Pleiotrophin (PTN), also called heparin-binding growth-associated molecule (HB-GAM), heparin-binding neurotrophic factor (HBNF), heparin-affinity regulatory peptide (HARP), or osteoblast-specific factor (OSF-1), is an 18 kDa secreted, strongly heparin-binding, developmentally regulated cytokine (1 ‑ 3). PTN and midkine share 50% amino acid (aa) sequence identity, share some functions, and constitute a family (1 ‑ 3). The mouse PTN cDNA encodes 168 aa, including a 32 aa signal sequence and two thrombospondin type 1 (TSP1) beta sheet domains separated by a linker and flanked by lysine-rich N- and C-terminal sequences (4). The second TSP1 domain (aa 97 ‑ 129) contains the highest affinity binding site for heparin (4, 5). A 15 kDa form which lacks the C-terminus is mitogenic for glioblastoma cells, while full-length PTN is not (6). PTN is a highly conserved protein; human, mouse, rat, canine, porcine, equine and bovine PTN share 98% aa sequence identity or greater. During development, PTN is involved in development of brain, bone, and organs undergoing branching morphogenesis (3).  In the adult, it is induced by PDGF and upregulated in many cancers, hematopoietic stem cells and tissues undergoing remodeling (7 ‑ 10).
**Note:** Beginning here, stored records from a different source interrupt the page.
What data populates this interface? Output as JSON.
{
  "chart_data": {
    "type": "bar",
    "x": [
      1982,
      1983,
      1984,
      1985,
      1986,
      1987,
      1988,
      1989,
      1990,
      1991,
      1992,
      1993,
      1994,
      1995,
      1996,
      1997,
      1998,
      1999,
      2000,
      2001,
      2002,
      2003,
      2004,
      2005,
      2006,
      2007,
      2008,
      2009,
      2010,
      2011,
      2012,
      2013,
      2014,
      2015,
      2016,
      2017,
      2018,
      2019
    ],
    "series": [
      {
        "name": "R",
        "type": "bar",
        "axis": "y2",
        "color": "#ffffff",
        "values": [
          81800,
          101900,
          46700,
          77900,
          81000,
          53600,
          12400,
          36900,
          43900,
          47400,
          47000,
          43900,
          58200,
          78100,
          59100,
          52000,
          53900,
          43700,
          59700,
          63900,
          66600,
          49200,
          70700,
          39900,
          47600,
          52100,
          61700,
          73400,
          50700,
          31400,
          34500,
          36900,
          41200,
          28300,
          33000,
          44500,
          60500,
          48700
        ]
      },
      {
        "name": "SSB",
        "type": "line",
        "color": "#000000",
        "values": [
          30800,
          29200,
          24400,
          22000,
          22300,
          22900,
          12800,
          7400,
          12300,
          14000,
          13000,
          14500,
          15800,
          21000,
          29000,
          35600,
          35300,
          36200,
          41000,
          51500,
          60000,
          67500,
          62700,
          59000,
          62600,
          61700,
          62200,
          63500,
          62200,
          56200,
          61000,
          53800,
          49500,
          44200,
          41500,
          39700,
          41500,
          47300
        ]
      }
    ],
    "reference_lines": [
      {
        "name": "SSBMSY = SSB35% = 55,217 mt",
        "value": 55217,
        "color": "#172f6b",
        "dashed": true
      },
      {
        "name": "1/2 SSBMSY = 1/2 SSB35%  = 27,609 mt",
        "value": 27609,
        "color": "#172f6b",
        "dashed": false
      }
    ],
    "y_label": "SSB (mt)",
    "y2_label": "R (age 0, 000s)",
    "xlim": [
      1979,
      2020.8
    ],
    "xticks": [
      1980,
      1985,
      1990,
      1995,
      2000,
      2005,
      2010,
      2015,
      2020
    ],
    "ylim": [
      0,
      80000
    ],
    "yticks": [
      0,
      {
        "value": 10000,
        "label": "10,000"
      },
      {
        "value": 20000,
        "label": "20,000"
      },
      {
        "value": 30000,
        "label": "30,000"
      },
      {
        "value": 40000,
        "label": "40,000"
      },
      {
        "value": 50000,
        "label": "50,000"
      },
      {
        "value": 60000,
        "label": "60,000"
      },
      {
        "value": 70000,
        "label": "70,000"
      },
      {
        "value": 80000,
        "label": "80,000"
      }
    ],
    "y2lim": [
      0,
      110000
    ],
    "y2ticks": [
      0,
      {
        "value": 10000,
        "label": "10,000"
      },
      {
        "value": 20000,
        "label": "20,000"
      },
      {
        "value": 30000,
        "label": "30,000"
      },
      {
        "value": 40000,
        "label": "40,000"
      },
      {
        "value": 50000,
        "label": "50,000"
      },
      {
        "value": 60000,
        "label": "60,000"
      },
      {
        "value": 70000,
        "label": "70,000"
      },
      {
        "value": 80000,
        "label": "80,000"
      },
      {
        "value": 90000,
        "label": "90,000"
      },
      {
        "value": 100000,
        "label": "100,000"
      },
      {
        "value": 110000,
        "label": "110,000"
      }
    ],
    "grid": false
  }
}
Cell surface receptors for PTN include Syndecan-3 (which mediates neurite outgrowth) and the receptor tyrosine phosphatase PTPRB, also called RPTP beta/ zeta (3, 11 ‑ 13). Heparin binding is necessary for engaging these receptors (7, 8). PTN causes PTPRB dimerization and inactivates its phosphatase activity, which allows increased tyrosine phosphorylation of its substrates (12 ‑ 14). One such substrate is the WNT pathway molecule beta-catenin, allowing crosstalk of PTN with WNTs (12). PTN activation of the receptor ALK (anaplastic lymphoma kinase) is indirect through PTPRB, and mediates mitogenic, transforming and angiogenic activities of PTN (2, 5, 6, 13). Increased expression of PTN is correlated with neuronal development or stresses such as brain ischemia and Parkinson’s disease (2, 3, 7, 8). Both PTN and midkine have demonstrated bactericidal activity, but only in the absence of heparin (15).